Rolling Effective Dates (Not January 1)
A critical distinction from AEP: MA OEP changes do not all become effective January 1. Instead, coverage changes take effect the first day of the month after the plan or CMS receives the request.
Worked example: Mr. Nguyen, already in an MA plan on January 1, submits a switch request on February 12. His new plan becomes effective March 1 — not January 1, and not immediately.
The Classic Trap: MA OEP vs. the General Enrollment Period (GEP)
MA OEP shares its exact calendar dates (January 1 – March 31) with the General Enrollment Period (GEP) for Original Medicare Parts A and B — but the two serve entirely different beneficiaries and purposes:
| MA OEP | General Enrollment Period (GEP) | |
|---|---|---|
| Who uses it | Current MA enrollees | People who missed their IEP for Part A/B and have no SEP |
| What it does | Switches MA plans or exits to Original Medicare | Enrolls in Original Medicare Part A and/or Part B for the first time |
| Penalty risk | None from using the window itself | May trigger the Part B late-enrollment penalty (Section 3.5) |
| Effective date | First of the month after request | First of the month after enrollment (post-BENES Act) |
Because both windows run identical dates, AHIP exam scenarios frequently describe a beneficiary "signing up for Medicare in February" and expect you to determine, from context, whether this is a GEP enrollment (first-time Part A/B sign-up, possible penalty) or an MA OEP election (already has MA, switching plans, no penalty from the window itself).
Drug Coverage Inside an MA OEP Election
MA OEP switches are not limited to swapping one MA plan for a look-alike MA plan — the drug-coverage status of the plan can change too, as long as the beneficiary stays within an allowed MA OEP move:
- Switching from an MA-only plan (no drug coverage) to an MA-PD plan (bundled drug coverage) is a valid MA OEP election — it is still "switching to a different MA plan."
- Switching the other direction, from MA-PD to MA-only, is also valid, though the beneficiary should be warned this drops their Part D coverage and can expose them to the Part D late-enrollment penalty later if they go 63+ days without other creditable drug coverage.
- If the beneficiary uses their MA OEP election to leave MA entirely and return to Original Medicare, they are permitted to add a stand-alone Part D plan as part of that same change — the "one change" is the whole package (Original Medicare plus a new PDP), not two separate changes.
Who MA OEP Locks Out
Because MA OEP is restricted to existing MA enrollees, it locks out:
- Anyone currently in Original Medicare only (they must wait for AEP or a qualifying SEP to move into MA).
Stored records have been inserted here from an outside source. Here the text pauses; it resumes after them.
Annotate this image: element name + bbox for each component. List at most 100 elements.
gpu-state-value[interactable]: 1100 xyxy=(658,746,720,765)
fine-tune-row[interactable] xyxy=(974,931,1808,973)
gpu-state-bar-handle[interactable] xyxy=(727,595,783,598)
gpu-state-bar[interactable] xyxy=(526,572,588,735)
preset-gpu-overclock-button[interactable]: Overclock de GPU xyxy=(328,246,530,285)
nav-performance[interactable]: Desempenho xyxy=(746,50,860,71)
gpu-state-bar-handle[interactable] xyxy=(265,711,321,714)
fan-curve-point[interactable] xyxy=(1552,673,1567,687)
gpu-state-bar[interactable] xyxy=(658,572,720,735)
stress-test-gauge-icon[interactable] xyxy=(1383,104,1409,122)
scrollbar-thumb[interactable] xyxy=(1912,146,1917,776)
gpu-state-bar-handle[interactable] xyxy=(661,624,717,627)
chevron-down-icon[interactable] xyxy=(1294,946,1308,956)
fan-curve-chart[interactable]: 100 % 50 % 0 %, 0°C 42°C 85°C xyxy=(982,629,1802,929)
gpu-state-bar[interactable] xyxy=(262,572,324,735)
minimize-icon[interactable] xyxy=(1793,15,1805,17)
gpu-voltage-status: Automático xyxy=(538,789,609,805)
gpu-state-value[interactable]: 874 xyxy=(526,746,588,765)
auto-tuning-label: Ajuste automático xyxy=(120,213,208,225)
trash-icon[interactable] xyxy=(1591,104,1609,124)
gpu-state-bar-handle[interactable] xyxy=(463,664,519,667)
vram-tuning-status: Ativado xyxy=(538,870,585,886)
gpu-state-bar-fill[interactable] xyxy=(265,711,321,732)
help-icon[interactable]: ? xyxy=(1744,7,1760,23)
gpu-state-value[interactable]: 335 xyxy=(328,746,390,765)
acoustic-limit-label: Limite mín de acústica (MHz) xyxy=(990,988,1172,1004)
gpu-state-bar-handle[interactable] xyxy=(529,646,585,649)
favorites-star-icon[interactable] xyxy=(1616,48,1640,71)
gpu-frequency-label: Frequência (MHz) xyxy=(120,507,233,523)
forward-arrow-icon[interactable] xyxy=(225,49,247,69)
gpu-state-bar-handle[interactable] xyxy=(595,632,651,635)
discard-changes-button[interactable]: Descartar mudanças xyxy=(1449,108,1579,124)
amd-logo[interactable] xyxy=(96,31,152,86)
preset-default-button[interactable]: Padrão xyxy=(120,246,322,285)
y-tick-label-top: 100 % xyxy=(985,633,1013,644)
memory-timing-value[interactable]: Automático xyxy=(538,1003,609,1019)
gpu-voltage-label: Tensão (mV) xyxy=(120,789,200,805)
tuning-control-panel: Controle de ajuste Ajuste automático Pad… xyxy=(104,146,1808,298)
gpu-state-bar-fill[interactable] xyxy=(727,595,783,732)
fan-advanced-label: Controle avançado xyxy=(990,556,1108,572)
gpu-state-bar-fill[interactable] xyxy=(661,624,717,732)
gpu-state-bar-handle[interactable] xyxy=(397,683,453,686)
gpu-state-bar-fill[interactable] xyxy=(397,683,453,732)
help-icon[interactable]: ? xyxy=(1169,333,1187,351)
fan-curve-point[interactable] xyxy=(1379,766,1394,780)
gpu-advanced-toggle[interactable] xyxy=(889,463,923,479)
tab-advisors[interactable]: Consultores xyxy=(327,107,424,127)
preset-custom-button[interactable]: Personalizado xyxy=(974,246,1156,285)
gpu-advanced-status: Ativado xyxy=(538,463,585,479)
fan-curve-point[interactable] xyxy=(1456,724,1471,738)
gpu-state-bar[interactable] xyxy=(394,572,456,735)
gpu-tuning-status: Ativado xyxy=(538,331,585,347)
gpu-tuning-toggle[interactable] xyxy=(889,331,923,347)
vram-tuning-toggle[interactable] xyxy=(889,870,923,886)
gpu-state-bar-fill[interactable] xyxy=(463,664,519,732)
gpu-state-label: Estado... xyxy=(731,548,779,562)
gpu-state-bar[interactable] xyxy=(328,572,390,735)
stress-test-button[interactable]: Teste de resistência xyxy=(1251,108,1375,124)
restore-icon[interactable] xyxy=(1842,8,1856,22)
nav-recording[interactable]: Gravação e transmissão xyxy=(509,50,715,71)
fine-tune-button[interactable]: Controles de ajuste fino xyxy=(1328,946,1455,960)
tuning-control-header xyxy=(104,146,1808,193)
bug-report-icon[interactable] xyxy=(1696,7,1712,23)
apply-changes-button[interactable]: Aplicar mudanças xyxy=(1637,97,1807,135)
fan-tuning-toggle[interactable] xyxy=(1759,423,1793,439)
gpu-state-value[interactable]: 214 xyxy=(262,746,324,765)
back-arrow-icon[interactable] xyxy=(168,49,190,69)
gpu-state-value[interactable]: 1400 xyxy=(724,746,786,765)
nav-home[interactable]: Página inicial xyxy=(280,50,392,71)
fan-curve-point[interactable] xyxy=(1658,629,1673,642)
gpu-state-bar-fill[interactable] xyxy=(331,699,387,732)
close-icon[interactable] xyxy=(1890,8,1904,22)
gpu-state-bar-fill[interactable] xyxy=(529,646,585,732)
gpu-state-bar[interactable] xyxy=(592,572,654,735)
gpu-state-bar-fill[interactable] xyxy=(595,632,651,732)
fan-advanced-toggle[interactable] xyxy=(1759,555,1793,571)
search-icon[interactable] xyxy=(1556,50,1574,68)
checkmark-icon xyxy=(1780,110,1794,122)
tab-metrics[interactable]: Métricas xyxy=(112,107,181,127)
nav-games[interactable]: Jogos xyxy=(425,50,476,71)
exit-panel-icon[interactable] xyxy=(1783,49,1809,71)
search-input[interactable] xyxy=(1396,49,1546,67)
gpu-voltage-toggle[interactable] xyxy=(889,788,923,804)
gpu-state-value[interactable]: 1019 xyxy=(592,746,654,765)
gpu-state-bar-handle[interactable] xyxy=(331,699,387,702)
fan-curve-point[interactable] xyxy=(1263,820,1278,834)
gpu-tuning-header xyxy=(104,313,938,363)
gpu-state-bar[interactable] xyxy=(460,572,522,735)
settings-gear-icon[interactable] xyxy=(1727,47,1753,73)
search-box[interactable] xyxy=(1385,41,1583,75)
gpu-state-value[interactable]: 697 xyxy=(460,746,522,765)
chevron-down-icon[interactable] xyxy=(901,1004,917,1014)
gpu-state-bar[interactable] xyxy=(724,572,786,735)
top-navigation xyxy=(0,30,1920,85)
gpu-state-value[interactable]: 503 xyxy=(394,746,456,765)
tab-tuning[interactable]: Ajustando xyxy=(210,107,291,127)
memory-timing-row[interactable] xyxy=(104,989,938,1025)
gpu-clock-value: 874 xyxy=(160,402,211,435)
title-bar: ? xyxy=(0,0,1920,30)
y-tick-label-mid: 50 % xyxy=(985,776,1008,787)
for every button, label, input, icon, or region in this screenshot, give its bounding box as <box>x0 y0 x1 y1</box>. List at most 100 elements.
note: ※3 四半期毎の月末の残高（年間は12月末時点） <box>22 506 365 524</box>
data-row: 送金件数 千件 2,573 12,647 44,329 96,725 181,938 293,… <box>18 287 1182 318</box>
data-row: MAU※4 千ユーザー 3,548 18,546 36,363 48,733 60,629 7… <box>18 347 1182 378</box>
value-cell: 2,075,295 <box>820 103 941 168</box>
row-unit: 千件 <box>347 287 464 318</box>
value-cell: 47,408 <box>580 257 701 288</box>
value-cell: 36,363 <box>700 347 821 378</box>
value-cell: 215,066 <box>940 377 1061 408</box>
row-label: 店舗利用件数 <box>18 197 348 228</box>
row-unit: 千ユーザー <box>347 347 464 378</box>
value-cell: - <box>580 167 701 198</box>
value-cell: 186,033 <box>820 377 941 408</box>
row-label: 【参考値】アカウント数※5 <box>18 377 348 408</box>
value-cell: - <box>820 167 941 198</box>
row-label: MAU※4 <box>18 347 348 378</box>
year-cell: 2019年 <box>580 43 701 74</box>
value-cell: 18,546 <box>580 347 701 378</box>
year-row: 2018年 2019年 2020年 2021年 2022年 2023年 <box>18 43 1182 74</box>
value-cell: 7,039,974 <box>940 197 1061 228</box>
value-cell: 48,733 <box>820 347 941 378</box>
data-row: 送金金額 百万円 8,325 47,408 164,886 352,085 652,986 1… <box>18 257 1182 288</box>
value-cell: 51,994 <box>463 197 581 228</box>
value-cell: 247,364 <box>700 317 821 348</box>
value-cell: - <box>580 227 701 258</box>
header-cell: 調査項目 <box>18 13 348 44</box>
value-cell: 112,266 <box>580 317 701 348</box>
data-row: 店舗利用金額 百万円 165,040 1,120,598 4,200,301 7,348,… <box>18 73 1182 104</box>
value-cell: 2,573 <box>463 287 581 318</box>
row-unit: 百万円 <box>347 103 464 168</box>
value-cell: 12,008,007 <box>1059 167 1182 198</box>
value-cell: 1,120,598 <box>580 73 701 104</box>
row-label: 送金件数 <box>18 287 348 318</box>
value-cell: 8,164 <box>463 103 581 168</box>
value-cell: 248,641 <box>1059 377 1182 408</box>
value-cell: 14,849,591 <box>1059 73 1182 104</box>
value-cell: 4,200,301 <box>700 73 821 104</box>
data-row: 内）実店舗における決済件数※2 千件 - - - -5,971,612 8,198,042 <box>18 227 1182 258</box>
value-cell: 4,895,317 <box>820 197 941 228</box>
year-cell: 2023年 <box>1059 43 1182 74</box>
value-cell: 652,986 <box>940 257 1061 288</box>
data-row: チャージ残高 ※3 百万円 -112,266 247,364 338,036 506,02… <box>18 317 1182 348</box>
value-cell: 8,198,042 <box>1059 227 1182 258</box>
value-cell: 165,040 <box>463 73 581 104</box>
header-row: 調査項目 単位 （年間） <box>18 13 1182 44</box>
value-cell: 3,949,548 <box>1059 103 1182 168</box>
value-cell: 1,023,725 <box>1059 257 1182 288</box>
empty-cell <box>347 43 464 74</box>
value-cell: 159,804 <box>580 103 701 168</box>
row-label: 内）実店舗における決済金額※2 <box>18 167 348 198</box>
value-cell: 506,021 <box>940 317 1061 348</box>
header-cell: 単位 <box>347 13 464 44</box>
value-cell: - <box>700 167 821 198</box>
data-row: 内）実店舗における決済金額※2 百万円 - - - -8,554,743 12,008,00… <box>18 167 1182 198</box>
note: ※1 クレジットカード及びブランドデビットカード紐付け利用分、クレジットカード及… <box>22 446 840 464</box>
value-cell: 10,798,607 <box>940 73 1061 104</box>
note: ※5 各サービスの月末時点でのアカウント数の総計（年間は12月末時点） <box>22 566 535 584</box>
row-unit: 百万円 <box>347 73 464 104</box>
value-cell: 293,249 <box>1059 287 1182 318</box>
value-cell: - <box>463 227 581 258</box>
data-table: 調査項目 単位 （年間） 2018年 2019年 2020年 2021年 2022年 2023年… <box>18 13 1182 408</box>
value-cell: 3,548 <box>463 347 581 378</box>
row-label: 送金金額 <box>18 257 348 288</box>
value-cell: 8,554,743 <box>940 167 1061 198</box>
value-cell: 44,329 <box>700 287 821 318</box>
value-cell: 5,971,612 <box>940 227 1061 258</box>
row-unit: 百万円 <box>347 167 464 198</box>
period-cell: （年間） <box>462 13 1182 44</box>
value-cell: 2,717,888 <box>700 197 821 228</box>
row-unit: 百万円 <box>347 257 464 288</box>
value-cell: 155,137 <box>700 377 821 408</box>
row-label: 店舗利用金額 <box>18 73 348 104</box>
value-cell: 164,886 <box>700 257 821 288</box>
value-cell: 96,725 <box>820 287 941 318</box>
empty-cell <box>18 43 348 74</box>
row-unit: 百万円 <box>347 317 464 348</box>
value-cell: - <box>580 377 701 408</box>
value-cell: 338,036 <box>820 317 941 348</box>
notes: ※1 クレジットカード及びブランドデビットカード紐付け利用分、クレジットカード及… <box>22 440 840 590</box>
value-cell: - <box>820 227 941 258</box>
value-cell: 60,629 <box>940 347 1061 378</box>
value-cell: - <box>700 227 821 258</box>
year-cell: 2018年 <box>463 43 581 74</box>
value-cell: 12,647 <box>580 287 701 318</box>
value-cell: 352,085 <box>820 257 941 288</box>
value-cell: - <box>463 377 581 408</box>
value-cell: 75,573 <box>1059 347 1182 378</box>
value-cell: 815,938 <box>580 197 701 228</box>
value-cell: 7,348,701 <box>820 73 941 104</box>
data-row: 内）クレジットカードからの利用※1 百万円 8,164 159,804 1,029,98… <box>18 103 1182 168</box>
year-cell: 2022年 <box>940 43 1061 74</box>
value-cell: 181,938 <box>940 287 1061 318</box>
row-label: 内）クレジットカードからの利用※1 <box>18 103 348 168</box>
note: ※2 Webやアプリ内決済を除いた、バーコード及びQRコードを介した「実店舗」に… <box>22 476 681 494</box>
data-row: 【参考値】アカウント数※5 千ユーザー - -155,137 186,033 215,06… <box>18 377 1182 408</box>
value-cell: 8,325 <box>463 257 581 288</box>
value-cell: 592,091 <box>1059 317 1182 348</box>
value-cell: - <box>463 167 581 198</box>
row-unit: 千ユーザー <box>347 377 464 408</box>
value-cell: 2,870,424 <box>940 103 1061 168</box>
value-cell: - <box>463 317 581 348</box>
- Anyone wanting to switch between two stand-alone Part D plans without any MA plan involved — that requires AEP or an SEP, not MA OEP.
- New Medicare beneficiaries who just became eligible mid-window — they use their IEP (or the MA-specific Initial Coverage Election Period, ICEP, which runs concurrently with the IEP), not MA OEP.
Common Exam Traps
- Assuming MA OEP lets an Original Medicare beneficiary "try" MA for the first time — it does not.
- Assuming MA OEP allows unlimited changes like AEP — it allows exactly one.
- Assuming MA OEP changes take effect January 1 like AEP changes — they follow a rolling first-of-next-month schedule instead.
Mr. Osei has been enrolled in Original Medicare (Parts A and B) with no Medicare Advantage plan for the past three years. In February, can he use the Medicare Advantage Open Enrollment Period to enroll in an MA plan?
A current MA enrollee submits a plan-switch request on March 8 during MA OEP. When does the new plan's coverage take effect?